- Born: Floyd August Guilbeau September 26, 1937 Sunset, Louisiana, U.S.
- Died: April 12, 2016 (aged 78)
- Genres: Country rock; Cajun; folk rock; outlaw country; Bakersfield sound; Americana;
- Instruments: Vocals; fiddle; guitar; mandolin;
- Years active: 1960s–2000s

= Gib Guilbeau =

American Cajun country rock musician and songwriter (1937–2016)

Floyd August "Gib" Guilbeau (September 26, 1937 – April 12, 2016) was an American Cajun country rock musician and songwriter. As a member of Nashville West, Swampwater, The Flying Burrito Brothers, and later The Burrito Brothers, Guilbeau helped pioneer the fusion of rock and country music in the 1960s.

==Biography==
Guilbeau was born in Sunset, Louisiana, and raised among fiddle players. His father and brothers played fiddle, and Gib started playing fiddle at the age of fourteen.

In 1960, Guilbeau formed The Four Young Men with guitarist Wayne Moore, which Bobby Edwards then joined to become Bobby Edwards & the Four Young Men. Together, they released the single "You're the Reason", which became a nationwide hit, peaking at #4 Country and #11 on the Billboard Hot 100 in 1961.

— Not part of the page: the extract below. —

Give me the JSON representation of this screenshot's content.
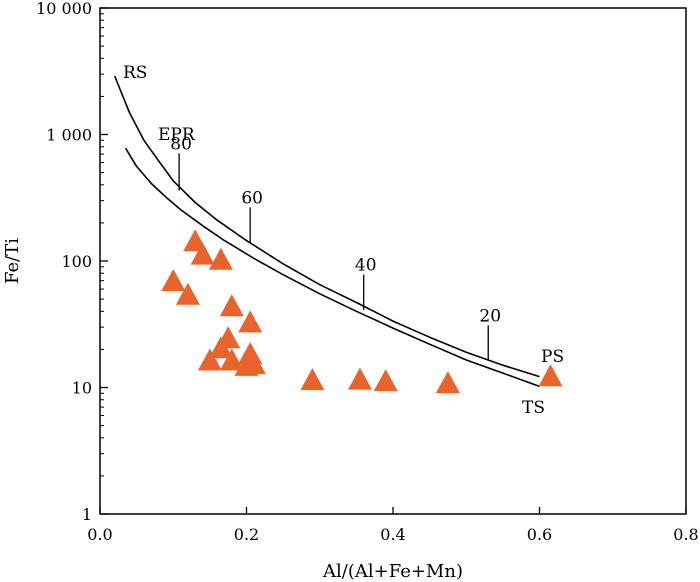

In 1967 Guilbeau formed The Reasons ( "Nashville West," actually the name of a club they played at in El Monte, CA), a short-lived country rock group with multi-instrumentalist Gene Parsons, who had played with Guilbeau in a band called the Castaways years earlier, guitarist Clarence White, formerly of the Kentucky Colonels, and Wayne Moore on bass. Along with bands such as the Byrds, Dillard & Clark and the International Submarine Band, Nashville West was one of the first country rock bands. Country rock notables such as Gram Parsons and future Flying Burrito Brother Sneaky Pete Kleinow would sit in with the group. It also provided backing for other groups, such as the Gosdin Brothers and others on Gary Paxton's Bakersfield International record label. The Reasons came to an end in 1968 when Gram Parsons abruptly left the Byrds and the group asked Clarence White (and, shortly thereafter, Reasons drummer Gene Parsons—no relation) to replace him.

In 1969, Guilbeau played in the group Swampwater, originally formed to back Linda Ronstadt following the breakup of the Stone Poneys. Swampwater played a unique brand of Cajun rock that had no precedents in rock music. Swampwater recorded two albums before they broke up.

In 1972, Guilbeau contributed to the soundtrack for the Martin Scorsese film Boxcar Bertha. In 1974, along with Gene Parsons and original members Chris Ethridge and Sneaky Pete Kleinow, he formed a latter-day version of the Flying Burrito Brothers. The band underwent many personnel changes, performing and recording sporadically into the 1990s.

Guilbeau died in 2016, aged 78.

As a songwriter, Guilbeau's songs have been covered by many artists, including The Byrds, Ricky Nelson, Bobby Womack, Ronnie Wood, and Rod Stewart.